Malazgirt Savaşı neden orada olduğunun karşılığını verebilmek için öncelikle kendilerinin de az da olsa Malazgirt bölgesini bilmeleri ve tanımaları gerektiğini vurgulayan Mustafa Alican, şu formda konuştu:
“O bölgedeki surların çizimleri yapıldı. Tarihi kaynaklardan alınan bilgilerle birtakım değerlendirmeler yaptık. Kentin içerisinde nerelerde tarihi yapıtların olduğuna dair çalışmalar yürütüldü. Çalışmalar esnasında bir han tespit ettik. Eski yol ve hamamların olduğu yerlere yönelik çalışmalar yapıldı. Projenin birinci etabında Malazgirt kentinin fizikî olarak nasıl bir manzaraya sahip olduğuna dair bir çalışma gerçekleştirdik. Daha evvel hiç bilinmeyen bilgiler elde edildi. Yazılı kaynaklar ve müşahedelerden hareketle kenti canlandırabilecek bir duruma geldik. Uzmanlar kentin içerisindeki yapılara ait çizimler yaptılar. Kentle ilgili ortaya çıkan perspektif birebir vakitte bize Malazgirt Savaşıyla ilgili bir fikirde ortaya koydu. Malazgirt Savaşı neden burada oldu? Sorusunun yanıtı daha netleşti.”
“MALAZGİRT’İN NASIL BİR YER OLDUĞUNA AİT BİR BAKIŞ AÇISI OLUŞTURMAYA ÇALIŞTIK”
Daha evvel literatüre bile girmeyen ilkel yerleşim, antik mezar ve höyükler tespit edildiğini anlatan muharrir Alican “Urartu uygarlığı, Selçuklu Devleti ve Osmanlı İmparatorluğu ile daha eski periyotlara ilişkin seramikler bulundu. Bu materyaller üzerinden tahliller yapıldı. Savaşın olduğu periyotta olan fakat artık olmayan köy ve ırmakları jeolog ve coğrafyacılar tespit etmeye çalıştı. Bu çalışmalarla biz Malazgirt’in savaşın olduğu devirde nasıl bir yer olduğunu ait bir bakış acısı oluşturmaya çalıştık” tabirlerini kullandı.

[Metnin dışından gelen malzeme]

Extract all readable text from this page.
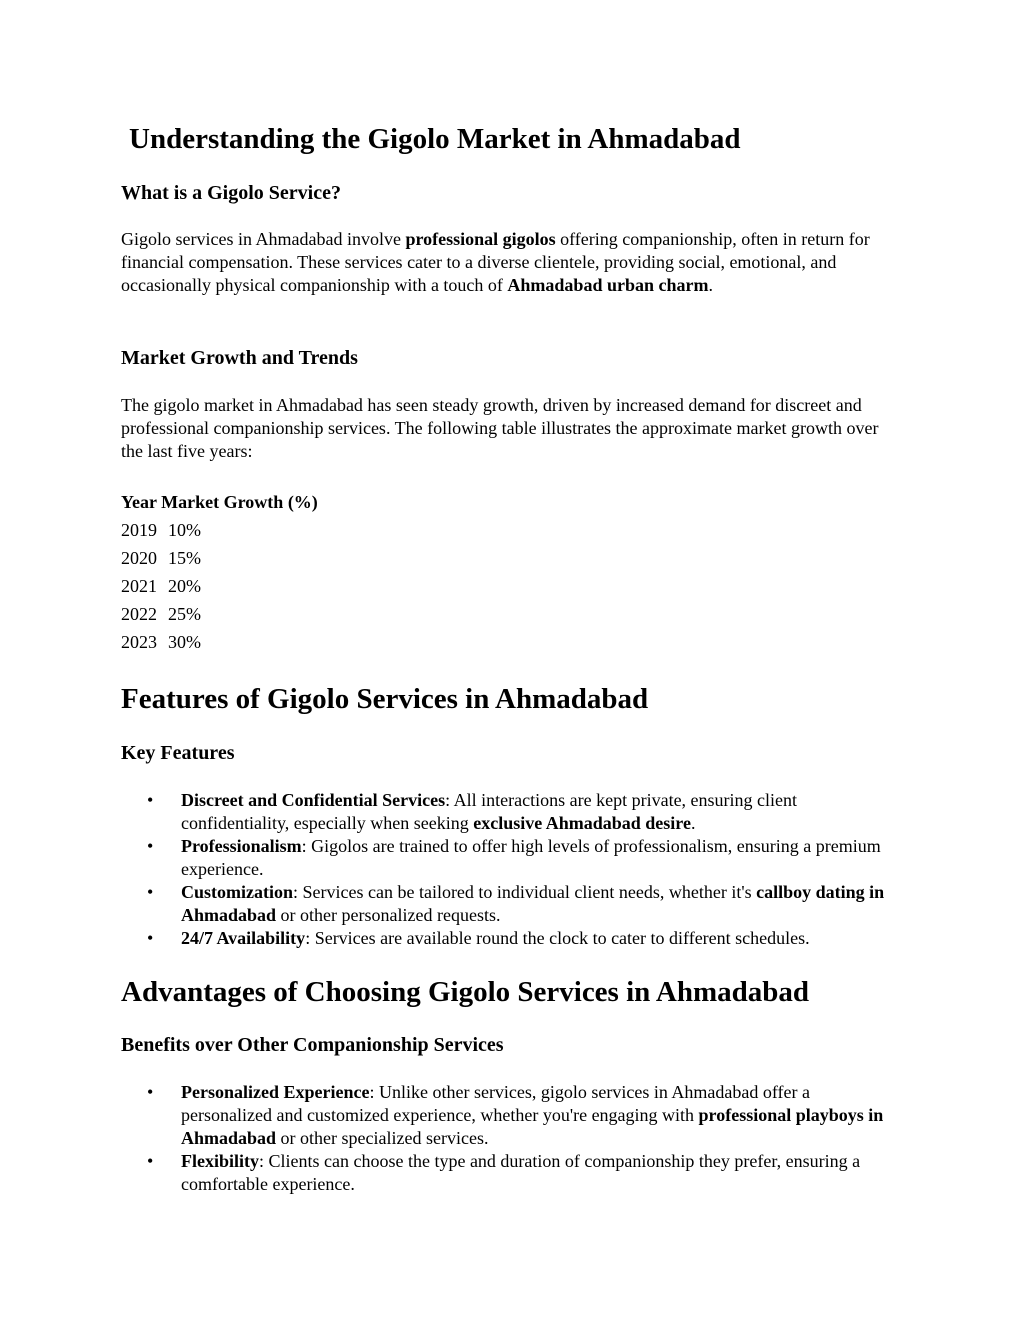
Understanding the Gigolo Market in Ahmadabad
What is a Gigolo Service?

Gigolo services in Ahmadabad involve professional gigolos offering companionship, often in return for financial compensation. These services cater to a diverse clientele, providing social, emotional, and occasionally physical companionship with a touch of Ahmadabad urban charm.

Market Growth and Trends

The gigolo market in Ahmadabad has seen steady growth, driven by increased demand for discreet and professional companionship services. The following table illustrates the approximate market growth over the last five years:

Year Market Growth (%)
2019 10%
2020 15%
2021 20%
2022 25%
2023 30%
Features of Gigolo Services in Ahmadabad
Key Features
• Discreet and Confidential Services: All interactions are kept private, ensuring client confidentiality, especially when seeking exclusive Ahmadabad desire.
• Professionalism: Gigolos are trained to offer high levels of professionalism, ensuring a premium experience.
• Customization: Services can be tailored to individual client needs, whether it's callboy dating in Ahmadabad or other personalized requests.
• 24/7 Availability: Services are available round the clock to cater to different schedules.
Advantages of Choosing Gigolo Services in Ahmadabad
Benefits over Other Companionship Services
• Personalized Experience: Unlike other services, gigolo services in Ahmadabad offer a personalized and customized experience, whether you're engaging with professional playboys in Ahmadabad or other specialized services.
• Flexibility: Clients can choose the type and duration of companionship they prefer, ensuring a comfortable experience.
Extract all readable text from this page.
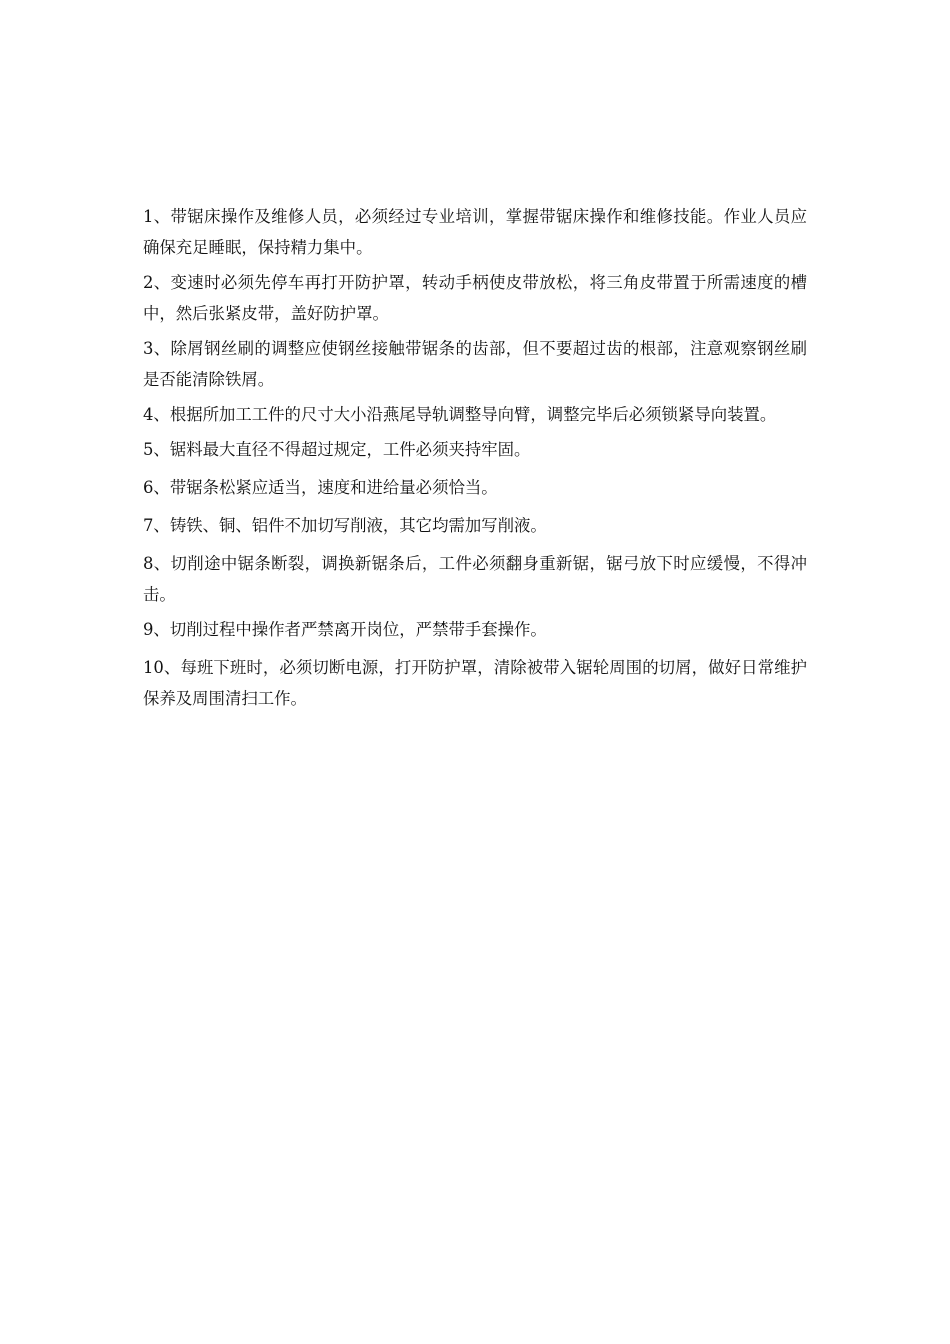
1、带锯床操作及维修人员，必须经过专业培训，掌握带锯床操作和维修技能。作业人员应确保充足睡眠，保持精力集中。

2、变速时必须先停车再打开防护罩，转动手柄使皮带放松，将三角皮带置于所需速度的槽中，然后张紧皮带，盖好防护罩。

3、除屑钢丝刷的调整应使钢丝接触带锯条的齿部，但不要超过齿的根部，注意观察钢丝刷是否能清除铁屑。

4、根据所加工工件的尺寸大小沿燕尾导轨调整导向臂，调整完毕后必须锁紧导向装置。

5、锯料最大直径不得超过规定，工件必须夹持牢固。

6、带锯条松紧应适当，速度和进给量必须恰当。

7、铸铁、铜、铝件不加切写削液，其它均需加写削液。

8、切削途中锯条断裂，调换新锯条后，工件必须翻身重新锯，锯弓放下时应缓慢，不得冲击。

9、切削过程中操作者严禁离开岗位，严禁带手套操作。

10、每班下班时，必须切断电源，打开防护罩，清除被带入锯轮周围的切屑，做好日常维护保养及周围清扫工作。
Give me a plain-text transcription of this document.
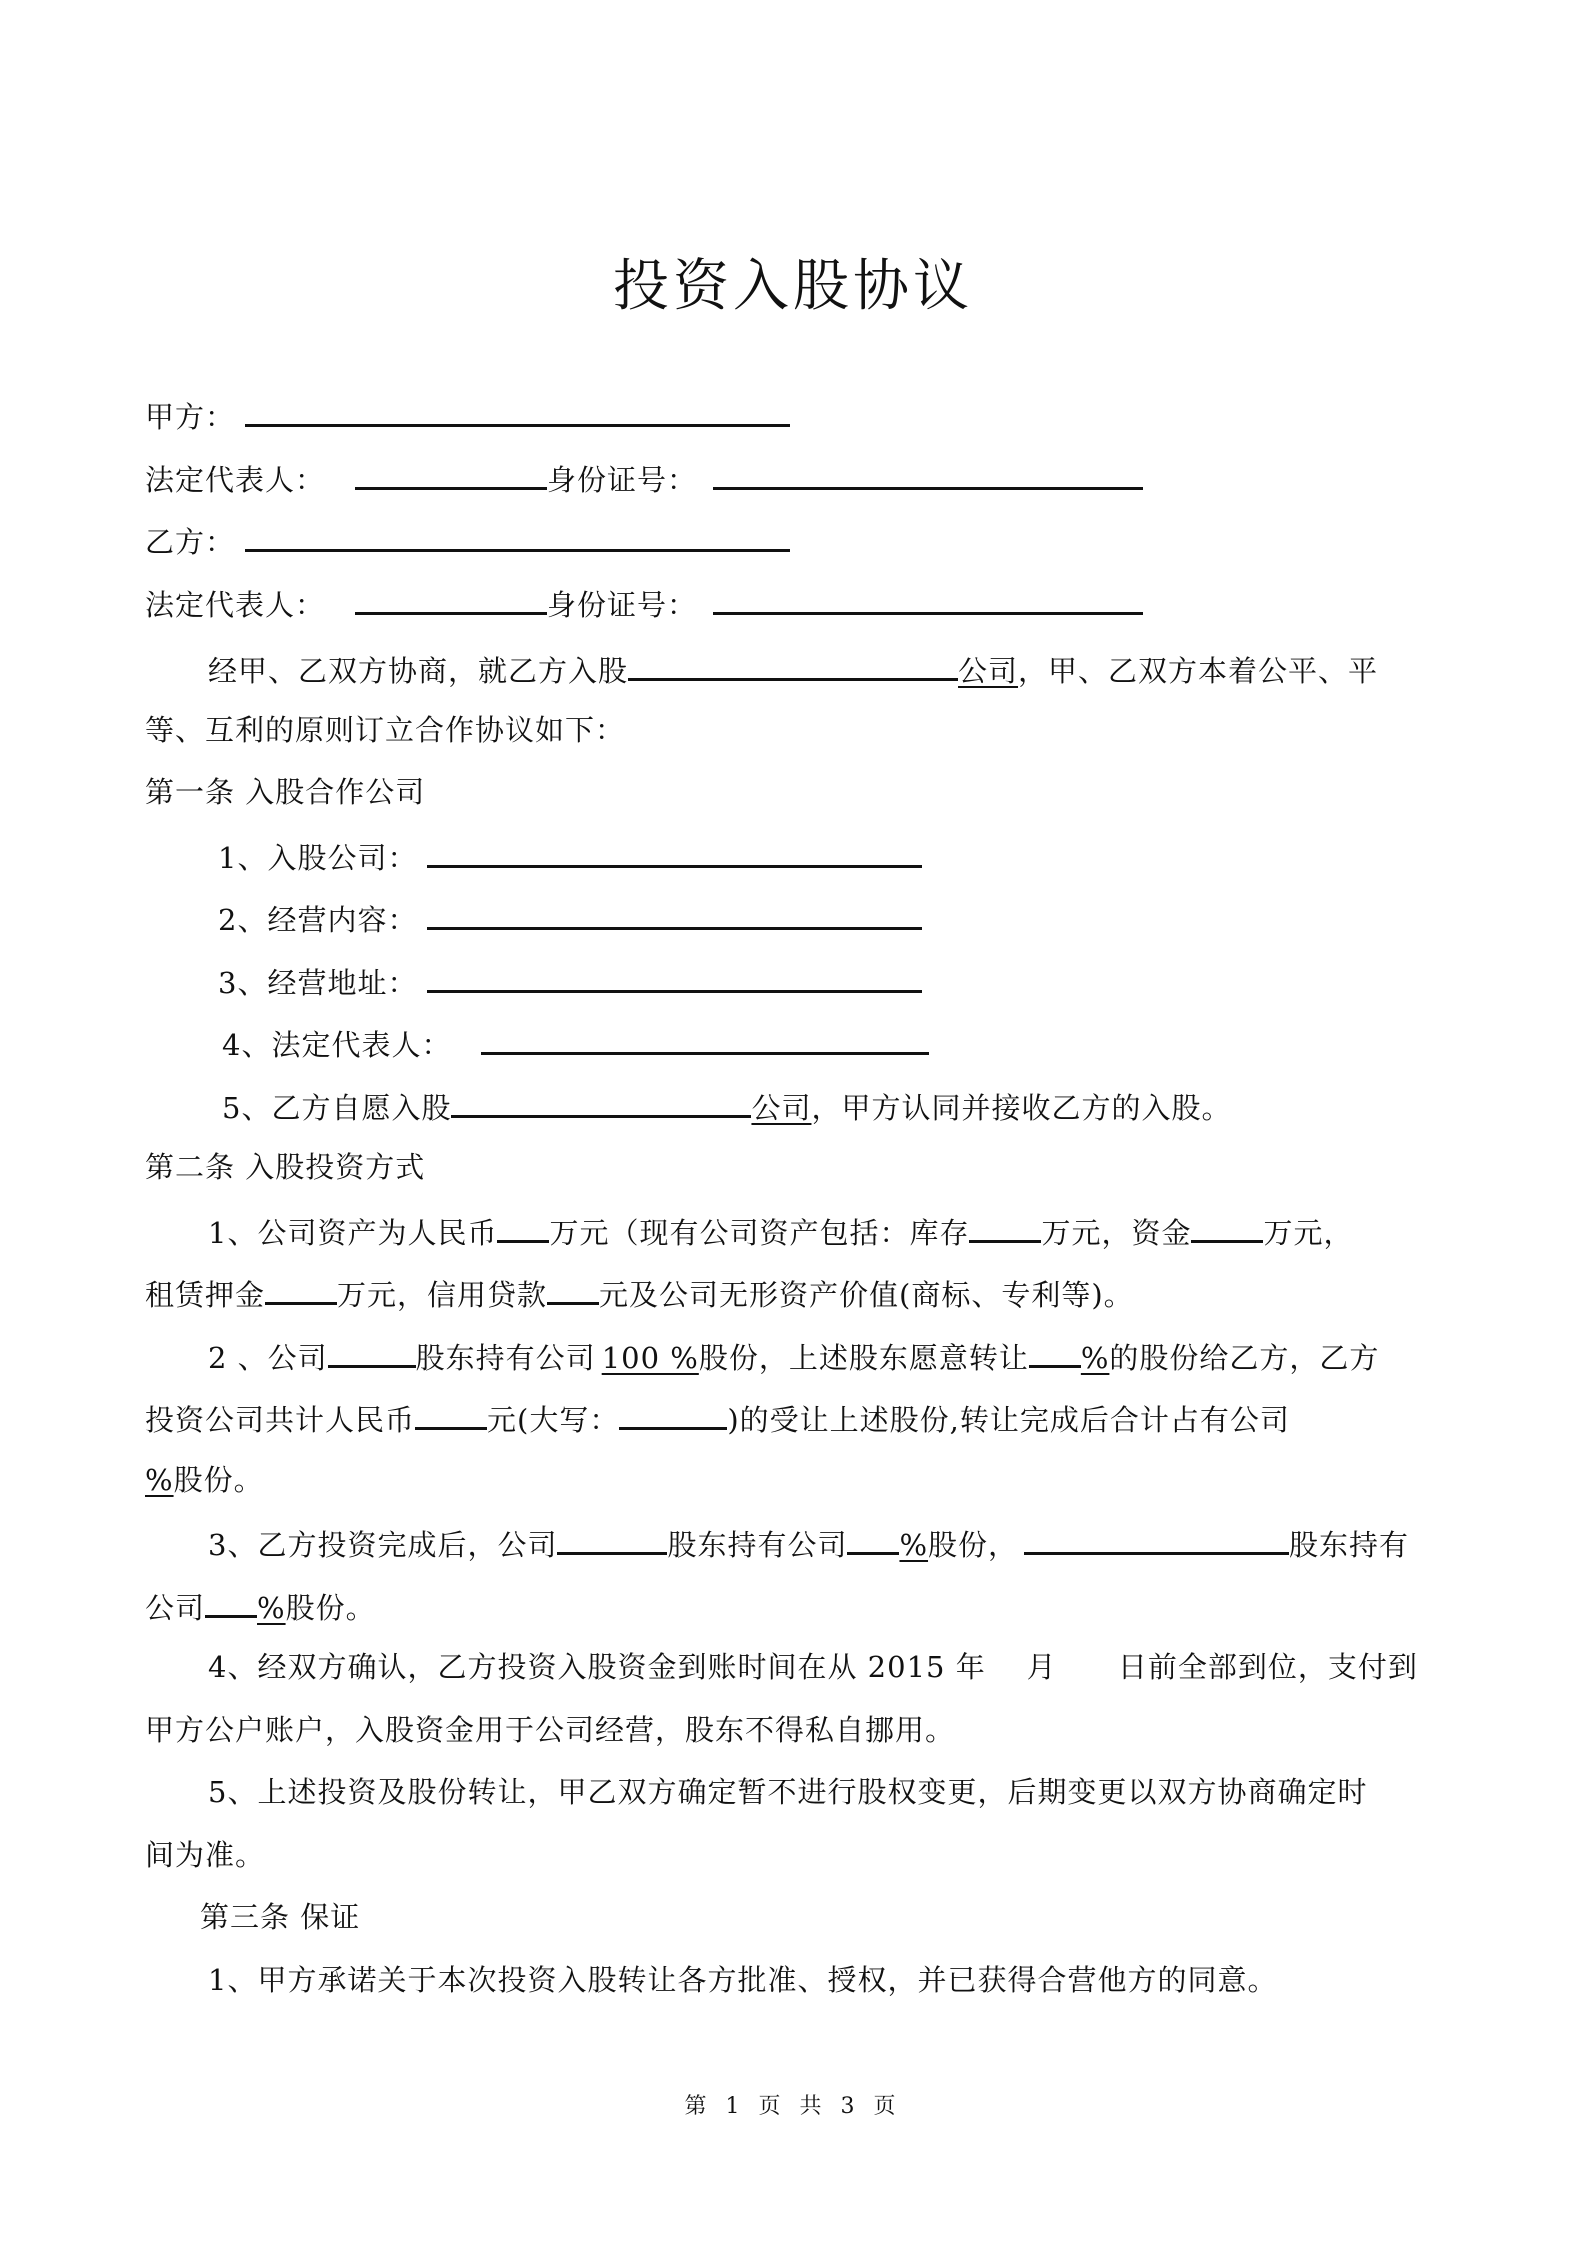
投资入股协议
甲方：
法定代表人：	身份证号：
乙方：
法定代表人：	身份证号：
经甲、乙双方协商，就乙方入股	公司，甲、乙双方本着公平、平
等、互利的原则订立合作协议如下：
第一条 入股合作公司
1、入股公司：
2、经营内容：
3、经营地址：
4、法定代表人：
5、乙方自愿入股	公司，甲方认同并接收乙方的入股。
第二条 入股投资方式
1、公司资产为人民币 万元（现有公司资产包括：库存 万元，资金 万元，
租赁押金 万元，信用贷款 元及公司无形资产价值(商标、专利等)。
2 、公司	股东持有公司 100 %股份，上述股东愿意转让 %的股份给乙方，乙方
投资公司共计人民币 元(大写：	)的受让上述股份,转让完成后合计占有公司
%股份。
3、乙方投资完成后，公司	股东持有公司 %股份，	股东持有
公司 %股份。
4、经双方确认，乙方投资入股资金到账时间在从 2015 年    月      日前全部到位，支付到
甲方公户账户，入股资金用于公司经营，股东不得私自挪用。
5、上述投资及股份转让，甲乙双方确定暂不进行股权变更，后期变更以双方协商确定时
间为准。
第三条 保证
1、甲方承诺关于本次投资入股转让各方批准、授权，并已获得合营他方的同意。
第 1 页 共 3 页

“TUTTUĞUM GÜNLÜĞÜ KİTABA DÖNÜŞTÜRDÜM”
Savaşın olduğu alanı gezdiklerinde Malazgirt Savaşı ile ilgili bilgilerin olduğunu lakin o bölgeyle ilgili bilgilerinin olmadığını söyleyen Müellif Mustafa Alican kelamlarını şöyle noktaladı:
“Kitaplara geçmeyen ve tarihçilerin tespit etmediği birçok bilginin olduğunu gördük. O toprakta gezerken bu bilgilerin bir kitap haline getirilmesi gerektiği niyeti oluştu. O bölgede gezdiğimiz müddet boyunca her gün elde edilen bilgileri not ettim. Tuttuğum günlüğü kitaba dönüştürdüm. Malazgirt Günlükleri kitabını Ketebe yayınlardan çıkarttık. Bölgedeki fizikî yer, efsane, öykü ve savaş periyodunda yaşanılanları harmanlayarak belgesel niteliğinde bir kitap haline getirmeye çalıştım.”